Budaya baca-tulis yang kuat ternyata dapat mempercepat proses terciptanya komunitas terdidik dengan kesempatan belajar yang tak terbatas, mempercepat penjalaran dan pembiakan pengetahuan serta mendorong terciptanya ruang-ruang kreativitas baru bagi masyarakat dalam menghadapi tantangan hidup sehingga terbentuk manusia-manusia yang cerdas hanya dengan melalui pengembangan budaya baca-tulis. Telaah lebih jauh memperlihatkan bahwa anak yang biasa atau gemar membaca terbukti jauh lebih pandai, serta memiliki IQ dan EQ yang lebih tinggi daripada anak yang kurang banyak membaca. Anak yang senang membaca mempunyai penalaran dan tingkat kecerdasan yang jauh di atas rata-rata kelas, dan tingkat emosionalnya sangat seimbang. Bahkan dalam melakukan ”problem solving” rata-rata lebih logis pemikirannya, disertai dengan bahasa yang runtut dan santun.

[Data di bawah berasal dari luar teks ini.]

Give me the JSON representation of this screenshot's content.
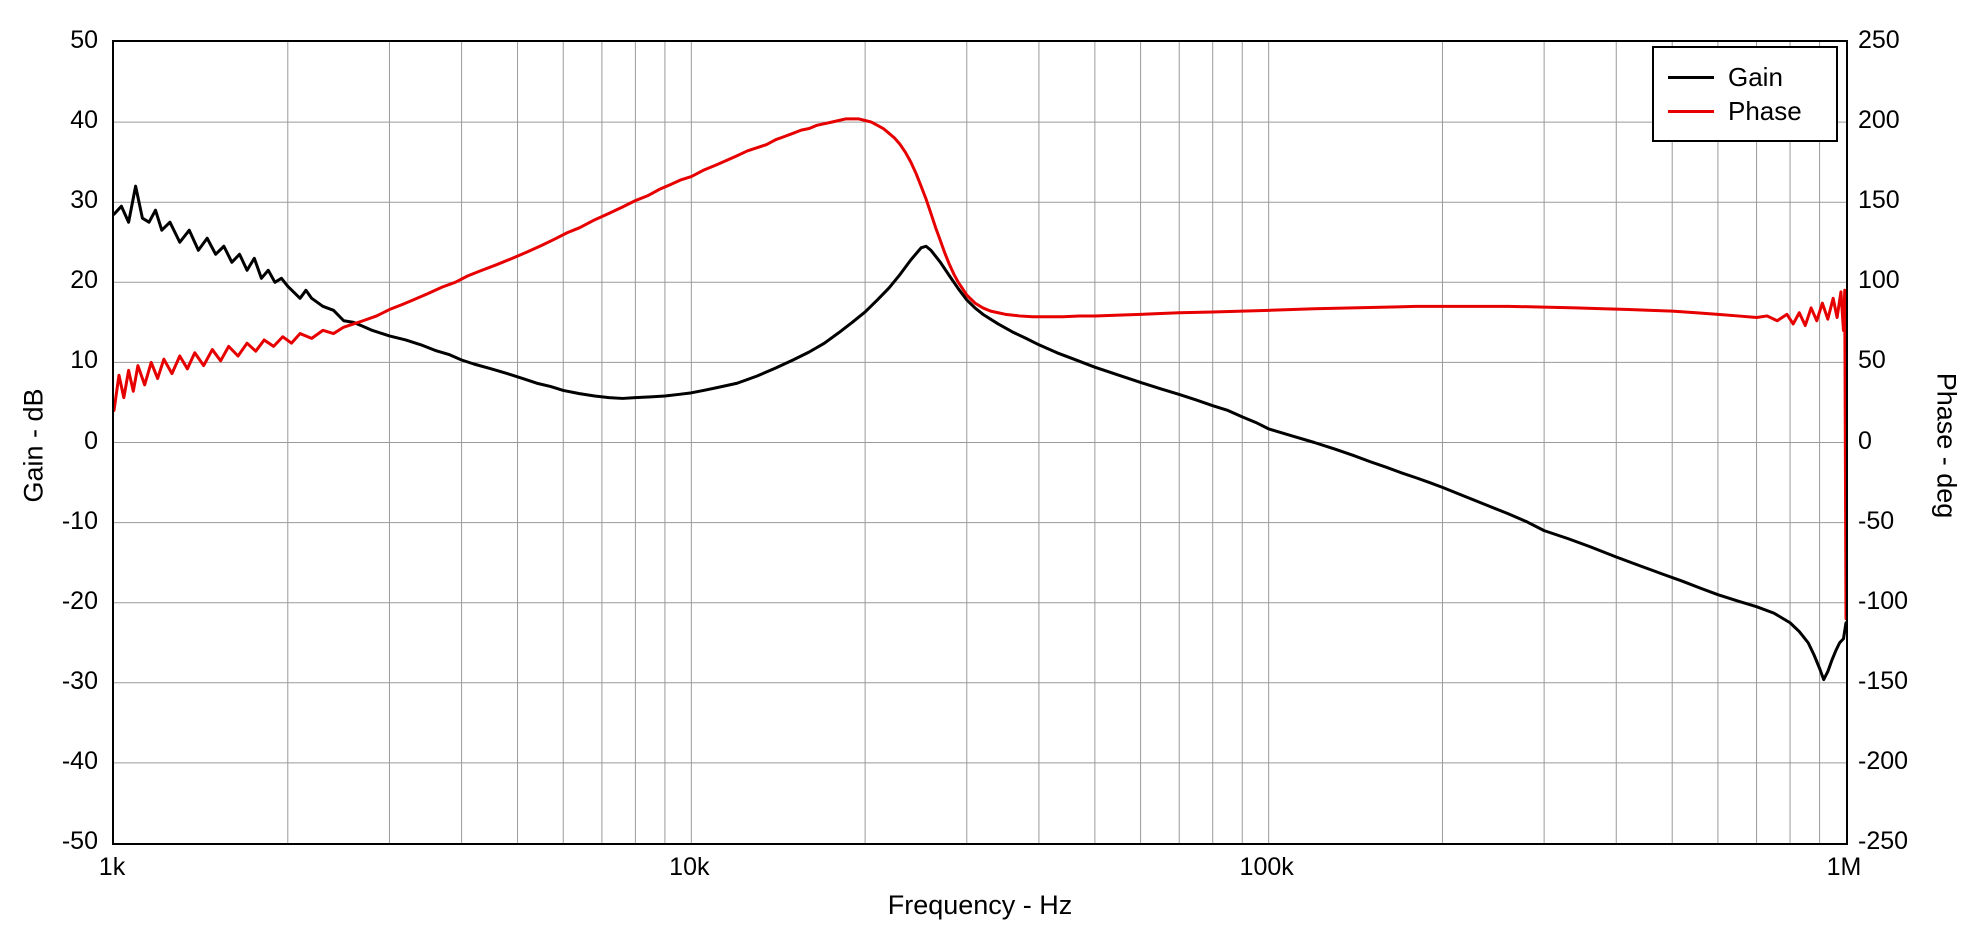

Menulis sebagai salah satu bentuk komunikasi afektif dapat memberikan pengalaman emosional. Emosi, yang merupakan suatu pengalaman subjektif, dimiliki oleh setiap manusia. Kemampuan merasakan, menghayati, dan mengevaluasi makna dari interaksi dengan lingkungan, ternyata dapat dirangsang dan dioptimalkan melalui proses menulis sejak dini. Karena itu, menulislah, maka kau akan cerdas.